The effective global leader of the future will hire talented employees, teach them the core values and mission of the company, clearly identify goals and priorities, impart responsibilities and accountability, and then let go.
Effective executives are open to different ideas and don’t manage how the job is done, which is style. Leaders should allow freedom for people to get the job done, as long as there isn’t a negative effect on the company; results will be reached with people expressing their own style.13
Knowledge workers should have responsibility for their own contribution. Individuals should help decide accountability in terms of quality and quantity in respect to time and in respect to cost.
I want more freedom to do my thing. I have my way of achieving the goal, so don’t tell me how to do it. I want to be involved in the decision-making process. I want leaders to take my input. I want to make my voice heard and be a more empowered part of the organization.14
Lastly, if people see opportunities for ownership and personal development, they are much more likely to stay with the organization. For example, companies can pro- vide intrapreneurial opportunities. Gifford Pinchot (who coined the term intrapreneur) has shown how major corporations can provide opportunities for semiautonomous enterprises to operate within the larger corporate structure. By allowing high-potential leaders to “run a business” inside a larger business, corporations can gain commitment while simultaneously developing people.
Creating a Team of Competent Individuals Who Can Handle
Company and Industry Challenges More Quickly
and with Greater Success
Competency comes with experience. Leaders develop the capabilities of their people by pushing decision-making down to those who are closest to the customer or activity. In doing so, it’s important to allow people to make mistakes and then to help them recover quickly.
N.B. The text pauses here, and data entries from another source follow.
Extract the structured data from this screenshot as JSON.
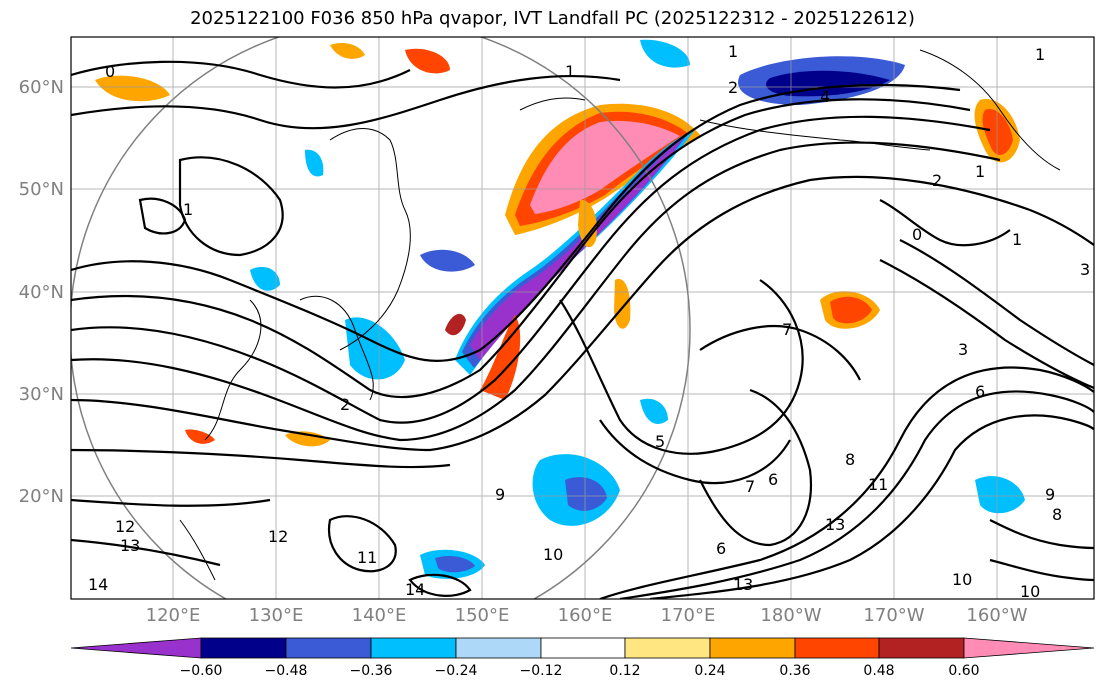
{
  "title": "2025122100 F036 850 hPa qvapor, IVT Landfall PC (2025122312 - 2025122612)",
  "lat_labels": [
    "60°N",
    "50°N",
    "40°N",
    "30°N",
    "20°N"
  ],
  "lon_labels": [
    "120°E",
    "130°E",
    "140°E",
    "150°E",
    "160°E",
    "170°E",
    "180°W",
    "170°W",
    "160°W"
  ],
  "colorbar": {
    "tick_labels": [
      "−0.60",
      "−0.48",
      "−0.36",
      "−0.24",
      "−0.12",
      "0.12",
      "0.24",
      "0.36",
      "0.48",
      "0.60"
    ],
    "colors": [
      "#9932cc",
      "#00008b",
      "#3b5bd6",
      "#00bfff",
      "#add8f7",
      "#ffffff",
      "#ffe680",
      "#ffa500",
      "#ff4500",
      "#b22222",
      "#ff8cb4"
    ]
  },
  "contour_labels": [
    "0",
    "1",
    "1",
    "2",
    "4",
    "1",
    "1",
    "2",
    "0",
    "1",
    "1",
    "2",
    "3",
    "3",
    "6",
    "7",
    "5",
    "6",
    "6",
    "7",
    "8",
    "9",
    "10",
    "11",
    "11",
    "12",
    "12",
    "13",
    "13",
    "13",
    "14",
    "14",
    "10",
    "10",
    "9",
    "8"
  ]
}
Companies are going to be flatter. They will be getting decisions made at the lowest possible level in the organization. The less interference you have, the better.15
Because quick, informed decision making is imperative if a company is to compete in today’s global and fast-paced marketplace, it is well worth risking a blunder or two. The effective global leader will put safety checks in place to guard from certain disasters and will maintain an open-door policy with employees to discuss current projects and challenges. McKinsey and Company is a benchmark organization for encouraging challenge inside the work team and simultaneously building support for the final team decision.
I think organizations will move to flatter structures which empower employees to make decisions as long as there are certain checkpoints. You have to limit risk to a certain degree.16
Hoarding Power Versus Encouraging Achievement
The foundation of empowering relationships between global leaders and their employees is trust.
They [global leaders] must have the “trust factor.” We must trust that people are doing their jobs.17
Leaders who do not trust will micromanage the process in which people do their work, and they will probably keep many projects for themselves because they don’t trust anyone else to do them right.
They must let go of details, but they still need to make sure that the organization is going in the right direction. Instead of the leaders giving out orders of how things should be done, they must now serve the organization under them.18
This not only stifles creative thinking, but it undermines workers’ confidence. Any sense of autonomy is destroyed, and the leader is left with the bulk of the burden be- cause employees will only do what they are told; they will not strive to improve. Frances Hesselbein, former CEO of the Girl Scouts of the United States, was a role model for encouraging achievement and not hoarding power. She created an environment in which the person in the mailroom defined himself as the heart of the organization who was responsible for communications in and out as opposed to defining himself as a per- son who took orders and did mundane work.